Heart attack more common with diabetic women
They analyzed data from all hospitals in Tuscan for eight years and a dataset of all the registry of all known patients with diabetes in the region. The diabetes effects were separately measured in women and in men across this entire eight-year time.
Diabetes may be harder on women’s hearts than it is on men’s, according to research presented Monday at the annual meeting of the European Association for the Study of Diabetes in Stockholm, Sweden.
Coronary risks in diabetes are greater for women than their male counterparts beginning in middle age, two separate studies affirmed.
Seghieri continues, “This is probably due to the fact that women come later to the diagnosis of diabetes, are undertreated as to drugs used in the secondary prevention of [cardiovascular disease] and reach fewer targets than men for lipemic control, metabolic control and blood pressure control”.
Seghieri said clinicians should be more proactive in searching for altered glycemic metabolism in women, while also searching for CVD risk factors in women with diabetes.

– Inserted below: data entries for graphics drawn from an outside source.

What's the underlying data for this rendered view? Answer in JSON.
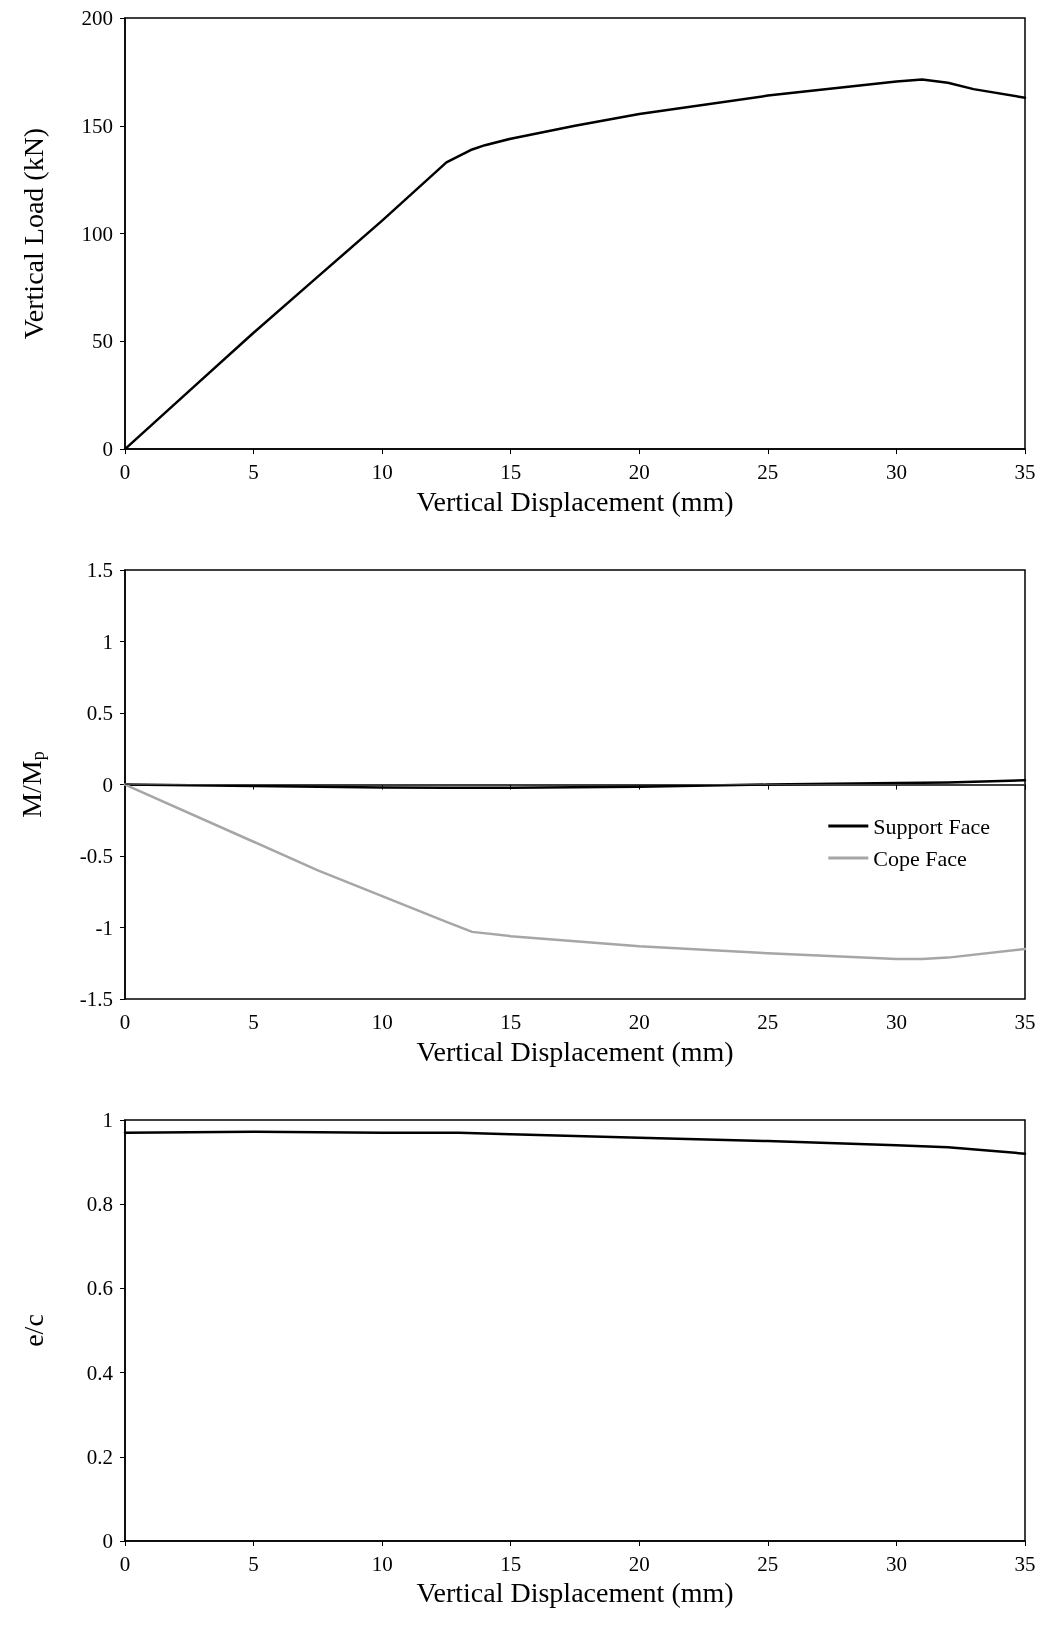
{
  "chart_data": [
    {
      "type": "line",
      "xlabel": "Vertical Displacement (mm)",
      "ylabel": "Vertical Load (kN)",
      "x": [
        0,
        2.5,
        5,
        7.5,
        10,
        12.5,
        13.5,
        14,
        15,
        17.5,
        20,
        25,
        30,
        31,
        32,
        33,
        35
      ],
      "values": [
        0,
        27,
        54,
        80,
        106,
        133,
        139,
        141,
        144,
        150,
        155.5,
        164,
        170.5,
        171.5,
        170,
        167,
        163
      ],
      "color": "#000000",
      "xlim": [
        0,
        35
      ],
      "xticks": [
        0,
        5,
        10,
        15,
        20,
        25,
        30,
        35
      ],
      "ylim": [
        0,
        200
      ],
      "yticks": [
        0,
        50,
        100,
        150,
        200
      ],
      "grid": false,
      "legend": false,
      "marker": "none",
      "line_style": "solid"
    },
    {
      "type": "line",
      "xlabel": "Vertical Displacement (mm)",
      "ylabel": "M/M$_{p}$",
      "x": [
        0,
        5,
        7.5,
        10,
        12.5,
        13.5,
        15,
        20,
        25,
        30,
        31,
        32,
        35
      ],
      "series": [
        {
          "name": "Support Face",
          "color": "#000000",
          "values": [
            0,
            -0.01,
            -0.015,
            -0.02,
            -0.022,
            -0.023,
            -0.023,
            -0.015,
            0,
            0.01,
            0.012,
            0.015,
            0.03
          ]
        },
        {
          "name": "Cope Face",
          "color": "#a6a6a6",
          "values": [
            0,
            -0.4,
            -0.6,
            -0.78,
            -0.96,
            -1.03,
            -1.06,
            -1.13,
            -1.18,
            -1.22,
            -1.22,
            -1.21,
            -1.15
          ]
        }
      ],
      "xlim": [
        0,
        35
      ],
      "xticks": [
        0,
        5,
        10,
        15,
        20,
        25,
        30,
        35
      ],
      "ylim": [
        -1.5,
        1.5
      ],
      "yticks": [
        -1.5,
        -1,
        -0.5,
        0,
        0.5,
        1,
        1.5
      ],
      "ref_lines": [
        {
          "axis": "y",
          "value": 0,
          "color": "#404040"
        }
      ],
      "grid": false,
      "legend": "right",
      "marker": "none",
      "line_style": "solid"
    },
    {
      "type": "line",
      "xlabel": "Vertical Displacement (mm)",
      "ylabel": "e/c",
      "x": [
        0,
        5,
        10,
        13,
        15,
        20,
        25,
        30,
        32,
        35
      ],
      "values": [
        0.97,
        0.972,
        0.97,
        0.97,
        0.966,
        0.958,
        0.95,
        0.94,
        0.935,
        0.92
      ],
      "color": "#000000",
      "xlim": [
        0,
        35
      ],
      "xticks": [
        0,
        5,
        10,
        15,
        20,
        25,
        30,
        35
      ],
      "ylim": [
        0,
        1
      ],
      "yticks": [
        0,
        0.2,
        0.4,
        0.6,
        0.8,
        1
      ],
      "grid": false,
      "legend": false,
      "marker": "none",
      "line_style": "solid"
    }
  ]
}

According to the findings of this study, women previously diagnosed with diabetes presented 38 percent higher chances of suffering a heart attack or developing other heart complications than men.
In the first study, the level of risk in diabetic women varied with age. When this is compared to men’s 1.96 times, it puts women at a 34 percent higher risk of heart attack.
“Regarding ischemic stroke (IS) and congestive heart failure (CHF), it opens later, in the postmenopausal age (55 years and over) and to a lesser extent”.
In the second analysis by Dong, there were nearly 107,000 fatal and nonfatal acute coronary syndrome events. There were 5 studies were conducted in North America, 7 in Europe, and 6 in Asia, including countries such as Canada, the United States, China and Germany.
Dr Xue Dong, from the Zhongda Hospital of Southeast University, Nanjing, China, led the study.He and his colleagues concluded that “Women with diabetes have a roughly 40% greater excess risk of acute coronary syndrome (heart attack and angina), compared with men with diabetes.”
The authors disclosed no relationships with industry.